The East African Quotes Eric LeCompte on IMF Emergency Currency Allocation

The East African mentions Eric LeCompte on the civil society open letter to the IMF calling for more emergency currency allocations and redistribution of reserves from wealthy economies to developing ones. Read an excerpt below, and click here for the full story.

Uhuru: Debt relief and vaccines crucial for recovery of developing countries

By Aggrey Mutambo

President Uhuru Kenyatta on Tuesday reiterated his call for supportive debt relief and vaccine access for poor countries, arguing they will be the two most important areas to help the world beat back the Covid-19 pandemic.

The President had been calling for vaccine equity and debt relief in most of his recent speeches, a stance now adopted by the African Union. Developing countries argue that debt relief, emergency funding more trade and access to vaccines will protect them in spite of poor health care systems.The International Monetary Fund, for example, created an emergency fund, known as the Special Drawing Rights, to help countries fight the pandemic crisis.

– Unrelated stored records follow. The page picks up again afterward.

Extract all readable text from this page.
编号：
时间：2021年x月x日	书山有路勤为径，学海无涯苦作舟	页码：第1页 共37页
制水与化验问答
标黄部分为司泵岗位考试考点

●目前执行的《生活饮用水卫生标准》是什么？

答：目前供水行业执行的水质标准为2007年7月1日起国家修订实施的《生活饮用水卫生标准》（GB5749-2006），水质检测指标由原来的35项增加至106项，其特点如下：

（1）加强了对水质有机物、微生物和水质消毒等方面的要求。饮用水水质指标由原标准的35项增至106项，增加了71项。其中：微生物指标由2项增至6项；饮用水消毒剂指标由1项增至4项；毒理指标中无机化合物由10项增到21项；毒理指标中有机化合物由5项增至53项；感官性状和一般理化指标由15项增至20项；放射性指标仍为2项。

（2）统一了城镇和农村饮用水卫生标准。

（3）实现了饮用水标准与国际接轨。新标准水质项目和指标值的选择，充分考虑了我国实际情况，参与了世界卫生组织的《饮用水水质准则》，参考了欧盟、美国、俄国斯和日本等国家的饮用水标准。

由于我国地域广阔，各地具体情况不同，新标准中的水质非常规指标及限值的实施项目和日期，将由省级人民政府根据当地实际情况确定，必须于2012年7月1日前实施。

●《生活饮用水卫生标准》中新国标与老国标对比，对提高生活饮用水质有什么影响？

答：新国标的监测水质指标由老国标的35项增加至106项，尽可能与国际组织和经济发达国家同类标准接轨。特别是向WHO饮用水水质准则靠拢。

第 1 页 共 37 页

But critics have argued the SDRs worth $650 billion, which are based on quotas of IMF members, have benefited developed countries more. Last week, more than 250 civil society activists and organisations wrote an open letter to the IMF, asking that the allocation be increased to $3 trillion and that “economies are in less need of SDRs given their access to a wider array of monetary and financial tools for the response and recovery.”

They argued that it was “essential that the recent allocation be quickly followed by rechanneling a significant portion of advanced economies’ SDRs to developing countries,” an idea IMF Managing Director Kristalina Georgieva has agreed could help. “Wealthy countries received more than $400 billion of the relief aid while developing countries received around $235 billion,” said Eric LeCompte, Executive Director of Jubilee USA, one of the NGOs that appended their signature on the open letter. “Wealthy countries can't use the special currency and should donate it to poor countries being ravaged by the pandemic.”